In effect, this immorality tale is Hobbes in microcosm: first
tradition and culture must be eliminated as arbitrary and unjust
(“natural man”). Then, we see that absent such norms, anarchy is the
result (“the state of nature”). Finding such anarchy unbearable, we turn
to a central sovereign as our sole protector, that “Mortall God” who
will protect us from ourselves (“the social contract”). We have been
liberated from all custom and tradition, all authority that sought to
educate by habit and within the context of ongoing communities, and
replaced it with a distant authority that punishes us when we abuse our
freedoms. And, now lacking any informal and local forms of authority,
it’s virtually assured that those abuses will regularly occur, and that
the role of the State in ever more minute personal affairs will increase
(“Prerogative”).
In place of the parent we now have a distant power which, perhaps
like a parent, seeks to punish us when we act against decency and
civilization. But, unlike a parent, it does not educate or seek to
cultivate its wards into self-governing adults. It infantalizes us by
saying that we don’t have to grow up—just don’t get caught.

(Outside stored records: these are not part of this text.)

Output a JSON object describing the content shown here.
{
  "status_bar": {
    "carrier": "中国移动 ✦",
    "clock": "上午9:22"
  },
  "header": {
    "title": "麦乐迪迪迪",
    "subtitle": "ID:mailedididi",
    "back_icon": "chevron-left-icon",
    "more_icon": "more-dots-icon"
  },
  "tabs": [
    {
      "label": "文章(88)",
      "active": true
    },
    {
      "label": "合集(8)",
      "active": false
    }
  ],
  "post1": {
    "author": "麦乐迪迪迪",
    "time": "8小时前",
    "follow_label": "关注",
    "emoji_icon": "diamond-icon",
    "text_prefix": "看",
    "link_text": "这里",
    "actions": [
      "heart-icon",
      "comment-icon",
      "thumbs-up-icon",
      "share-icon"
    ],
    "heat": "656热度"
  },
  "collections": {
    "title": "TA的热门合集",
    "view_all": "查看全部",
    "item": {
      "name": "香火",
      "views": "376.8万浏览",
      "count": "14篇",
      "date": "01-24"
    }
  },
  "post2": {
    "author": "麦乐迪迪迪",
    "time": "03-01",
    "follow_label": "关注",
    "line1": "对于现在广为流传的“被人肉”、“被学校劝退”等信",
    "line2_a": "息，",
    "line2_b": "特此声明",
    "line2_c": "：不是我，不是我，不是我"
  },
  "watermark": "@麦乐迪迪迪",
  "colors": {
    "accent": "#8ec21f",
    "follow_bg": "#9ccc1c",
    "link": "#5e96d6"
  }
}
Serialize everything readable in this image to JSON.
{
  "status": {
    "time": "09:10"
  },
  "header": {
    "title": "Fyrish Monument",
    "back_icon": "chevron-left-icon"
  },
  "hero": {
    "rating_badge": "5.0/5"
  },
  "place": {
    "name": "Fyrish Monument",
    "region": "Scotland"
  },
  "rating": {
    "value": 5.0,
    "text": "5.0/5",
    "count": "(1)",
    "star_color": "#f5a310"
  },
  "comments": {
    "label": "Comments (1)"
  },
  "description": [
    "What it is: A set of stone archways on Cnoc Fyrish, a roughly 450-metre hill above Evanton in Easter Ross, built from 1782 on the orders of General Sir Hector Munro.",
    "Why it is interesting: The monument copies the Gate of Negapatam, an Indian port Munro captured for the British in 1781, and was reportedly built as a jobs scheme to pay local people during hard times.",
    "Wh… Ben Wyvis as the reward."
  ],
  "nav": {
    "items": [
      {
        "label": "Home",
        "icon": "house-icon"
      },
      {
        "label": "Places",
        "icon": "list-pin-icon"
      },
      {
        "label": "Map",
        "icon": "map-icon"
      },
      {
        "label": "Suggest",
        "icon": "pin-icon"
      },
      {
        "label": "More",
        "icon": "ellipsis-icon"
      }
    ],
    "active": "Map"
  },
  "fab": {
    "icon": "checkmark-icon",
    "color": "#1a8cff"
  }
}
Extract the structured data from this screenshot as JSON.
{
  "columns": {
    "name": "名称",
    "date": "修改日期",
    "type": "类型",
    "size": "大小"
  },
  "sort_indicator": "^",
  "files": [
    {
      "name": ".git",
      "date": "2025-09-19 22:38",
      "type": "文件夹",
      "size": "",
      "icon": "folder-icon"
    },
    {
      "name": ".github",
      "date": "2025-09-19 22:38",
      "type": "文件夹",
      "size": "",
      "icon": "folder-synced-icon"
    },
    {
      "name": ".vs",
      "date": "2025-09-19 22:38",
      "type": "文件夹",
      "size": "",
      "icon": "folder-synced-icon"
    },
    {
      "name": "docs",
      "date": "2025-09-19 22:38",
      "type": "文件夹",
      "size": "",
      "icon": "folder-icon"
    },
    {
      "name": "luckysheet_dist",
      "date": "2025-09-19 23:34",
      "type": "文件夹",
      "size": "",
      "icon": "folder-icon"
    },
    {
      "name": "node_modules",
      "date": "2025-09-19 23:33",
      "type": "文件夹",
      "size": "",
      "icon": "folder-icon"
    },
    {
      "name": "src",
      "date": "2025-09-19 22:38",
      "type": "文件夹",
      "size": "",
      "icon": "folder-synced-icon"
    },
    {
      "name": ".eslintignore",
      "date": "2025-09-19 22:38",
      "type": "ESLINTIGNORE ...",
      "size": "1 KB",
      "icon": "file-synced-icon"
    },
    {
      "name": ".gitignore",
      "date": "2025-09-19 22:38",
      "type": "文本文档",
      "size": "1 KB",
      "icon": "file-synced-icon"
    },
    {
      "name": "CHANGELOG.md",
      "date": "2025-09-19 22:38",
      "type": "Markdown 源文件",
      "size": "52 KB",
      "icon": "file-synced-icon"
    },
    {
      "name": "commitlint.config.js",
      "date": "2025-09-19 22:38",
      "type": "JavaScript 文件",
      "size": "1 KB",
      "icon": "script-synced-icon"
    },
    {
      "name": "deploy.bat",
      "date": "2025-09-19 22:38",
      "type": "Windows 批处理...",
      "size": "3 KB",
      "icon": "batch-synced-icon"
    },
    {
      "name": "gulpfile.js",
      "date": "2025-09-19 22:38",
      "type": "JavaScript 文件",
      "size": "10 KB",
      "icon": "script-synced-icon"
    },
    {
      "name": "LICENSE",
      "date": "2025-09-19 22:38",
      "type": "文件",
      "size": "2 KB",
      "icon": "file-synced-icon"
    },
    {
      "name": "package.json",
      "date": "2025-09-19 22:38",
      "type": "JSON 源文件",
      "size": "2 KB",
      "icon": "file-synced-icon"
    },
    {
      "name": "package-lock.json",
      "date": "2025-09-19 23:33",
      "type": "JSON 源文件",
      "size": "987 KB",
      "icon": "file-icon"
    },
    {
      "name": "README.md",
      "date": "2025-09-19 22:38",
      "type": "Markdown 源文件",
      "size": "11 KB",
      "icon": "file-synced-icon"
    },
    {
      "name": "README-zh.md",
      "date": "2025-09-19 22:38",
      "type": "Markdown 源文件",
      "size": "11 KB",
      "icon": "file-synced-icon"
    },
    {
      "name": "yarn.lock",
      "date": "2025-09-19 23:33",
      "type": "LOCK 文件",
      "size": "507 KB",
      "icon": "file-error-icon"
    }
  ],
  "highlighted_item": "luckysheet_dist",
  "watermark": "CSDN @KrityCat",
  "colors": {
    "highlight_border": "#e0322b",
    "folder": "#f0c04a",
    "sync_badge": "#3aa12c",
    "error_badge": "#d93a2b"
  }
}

Yes, well, we were just talking about "virtue," ain'a?
Fascinating.
ReplyDeletePremised upon massive legal overreach and completely flawed legal interpretation, as well as Stasi-illegal thug enforcement, there is no doubt left the totalitarianistic tyranny of the last two criminal executive offices and administrations and the criminal NSA is completely illegal and DOES exist:
United States Of Secrets
Top Secret America
The post-Nixonian Bush/Obama NSA is completely illegal and out of control.
What is utterly fascinating is the apathetic indifferent complete lack of outrage, or even response, by The People.
We truly are in a post-constitutionalistic tyrannical police state.
This is your life and your country, People.
What're ya gonna do?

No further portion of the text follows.